Saturn, also known for its rings, has 53 known moons and nine provisional moons, states the NASA website. Cassini, a NASA spacecraft, has been studying Titan, the largest moon of the ringed planet, for the last ten years.
Utilizing data on the planet’s gravity and topography collected during repeated flybys Cassini made over the decade, researchers presented a model structure for Titan. The study resulted in an improved understanding of the structure of the moon’s outer ice shell and the underlying conditions, according to a statement released by NASA..
The findings have been published in this week’s edition of the journal Icarus.
Researchers found that the ocean on Titan required a relatively high density to explain the gravity data.
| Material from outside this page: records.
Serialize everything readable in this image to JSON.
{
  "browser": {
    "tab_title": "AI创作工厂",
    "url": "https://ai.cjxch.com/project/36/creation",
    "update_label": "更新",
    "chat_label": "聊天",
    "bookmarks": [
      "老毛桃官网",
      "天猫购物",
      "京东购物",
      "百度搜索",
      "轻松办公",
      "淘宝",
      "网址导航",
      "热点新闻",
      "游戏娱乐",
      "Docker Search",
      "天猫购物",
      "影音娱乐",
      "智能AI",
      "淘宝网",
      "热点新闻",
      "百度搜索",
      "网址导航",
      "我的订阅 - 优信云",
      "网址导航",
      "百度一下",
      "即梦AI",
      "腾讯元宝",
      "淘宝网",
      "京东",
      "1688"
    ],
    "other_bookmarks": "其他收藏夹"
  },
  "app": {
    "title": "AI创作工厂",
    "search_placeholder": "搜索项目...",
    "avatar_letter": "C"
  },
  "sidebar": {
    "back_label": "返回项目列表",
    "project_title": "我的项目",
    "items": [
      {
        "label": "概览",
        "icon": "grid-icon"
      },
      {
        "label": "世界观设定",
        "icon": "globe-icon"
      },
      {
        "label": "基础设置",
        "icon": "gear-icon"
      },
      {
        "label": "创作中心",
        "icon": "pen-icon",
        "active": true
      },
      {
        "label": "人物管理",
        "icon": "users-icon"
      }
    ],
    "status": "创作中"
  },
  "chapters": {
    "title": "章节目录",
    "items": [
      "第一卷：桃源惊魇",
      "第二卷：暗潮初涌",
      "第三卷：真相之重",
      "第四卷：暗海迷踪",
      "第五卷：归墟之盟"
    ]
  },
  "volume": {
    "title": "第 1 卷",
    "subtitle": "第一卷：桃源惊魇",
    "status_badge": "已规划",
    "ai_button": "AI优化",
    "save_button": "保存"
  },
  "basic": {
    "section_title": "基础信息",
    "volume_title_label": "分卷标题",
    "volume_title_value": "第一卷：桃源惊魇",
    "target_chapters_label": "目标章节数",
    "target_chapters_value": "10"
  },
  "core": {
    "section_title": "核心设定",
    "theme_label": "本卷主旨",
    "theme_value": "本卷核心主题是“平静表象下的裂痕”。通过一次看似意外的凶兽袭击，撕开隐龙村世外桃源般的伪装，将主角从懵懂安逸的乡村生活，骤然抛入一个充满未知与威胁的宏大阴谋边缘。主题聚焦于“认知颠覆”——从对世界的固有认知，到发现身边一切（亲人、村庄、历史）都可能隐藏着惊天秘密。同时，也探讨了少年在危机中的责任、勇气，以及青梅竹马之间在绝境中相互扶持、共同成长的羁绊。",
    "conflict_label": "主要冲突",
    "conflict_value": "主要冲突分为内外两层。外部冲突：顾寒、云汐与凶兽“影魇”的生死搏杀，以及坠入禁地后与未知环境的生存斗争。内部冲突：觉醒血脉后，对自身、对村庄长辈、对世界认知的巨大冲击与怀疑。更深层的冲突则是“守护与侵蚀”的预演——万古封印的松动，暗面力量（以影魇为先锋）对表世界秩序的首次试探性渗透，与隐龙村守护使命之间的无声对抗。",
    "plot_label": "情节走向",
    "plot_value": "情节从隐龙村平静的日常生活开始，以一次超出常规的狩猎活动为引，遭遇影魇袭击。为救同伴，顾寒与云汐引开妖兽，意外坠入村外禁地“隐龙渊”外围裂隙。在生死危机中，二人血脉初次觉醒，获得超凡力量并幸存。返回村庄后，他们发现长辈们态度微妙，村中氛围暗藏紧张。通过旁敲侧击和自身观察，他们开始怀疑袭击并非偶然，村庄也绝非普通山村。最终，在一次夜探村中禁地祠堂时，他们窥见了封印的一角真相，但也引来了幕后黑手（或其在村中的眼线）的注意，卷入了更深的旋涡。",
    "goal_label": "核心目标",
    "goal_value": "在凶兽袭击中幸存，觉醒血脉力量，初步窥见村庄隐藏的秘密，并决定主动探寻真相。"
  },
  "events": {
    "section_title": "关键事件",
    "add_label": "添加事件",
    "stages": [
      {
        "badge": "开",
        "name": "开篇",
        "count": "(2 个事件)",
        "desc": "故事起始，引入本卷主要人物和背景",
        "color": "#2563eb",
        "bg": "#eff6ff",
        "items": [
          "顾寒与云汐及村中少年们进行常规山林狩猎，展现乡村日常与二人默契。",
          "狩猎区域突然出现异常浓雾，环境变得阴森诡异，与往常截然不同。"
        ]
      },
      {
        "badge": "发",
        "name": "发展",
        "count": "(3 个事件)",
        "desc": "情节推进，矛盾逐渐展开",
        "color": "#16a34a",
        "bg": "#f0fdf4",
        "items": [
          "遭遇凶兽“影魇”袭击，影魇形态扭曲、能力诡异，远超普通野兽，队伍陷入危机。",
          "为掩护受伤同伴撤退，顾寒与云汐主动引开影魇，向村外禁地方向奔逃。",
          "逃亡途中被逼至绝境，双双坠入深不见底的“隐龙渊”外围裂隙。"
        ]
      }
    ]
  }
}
The data indicates the ocean is probably an extremely salty brine of water mixed with dissolved salts, likely a composition of sulfur, sodium and potassium. The brine density indicated would give the Titan ocean a salt content roughly equal to the saltiest bodies of water on Earth.
“This is an extremely salty ocean by Earth standards,” said Giuseppe Mitri of the University of Nantes in France, lead author of the paper, in a statement. “Knowing this may change the way we view this ocean as a possible abode for present-day life, but conditions might have been very different there in the past.”
“Titan continues to prove itself as an endlessly fascinating world, and with our long-lived Cassini spacecraft, we’re unlocking new mysteries as fast as we solve old ones,” said Linda Spilker, Cassini project scientist at the Jet Propulsion Laboratory (JPL) in Pasadena, California.
The Cassini-Huygens mission is a cooperative project of NASA, the European Space Agency and the Italian Space Agency. JPL manages the mission for the Science Mission Directorate of NASA in Washington.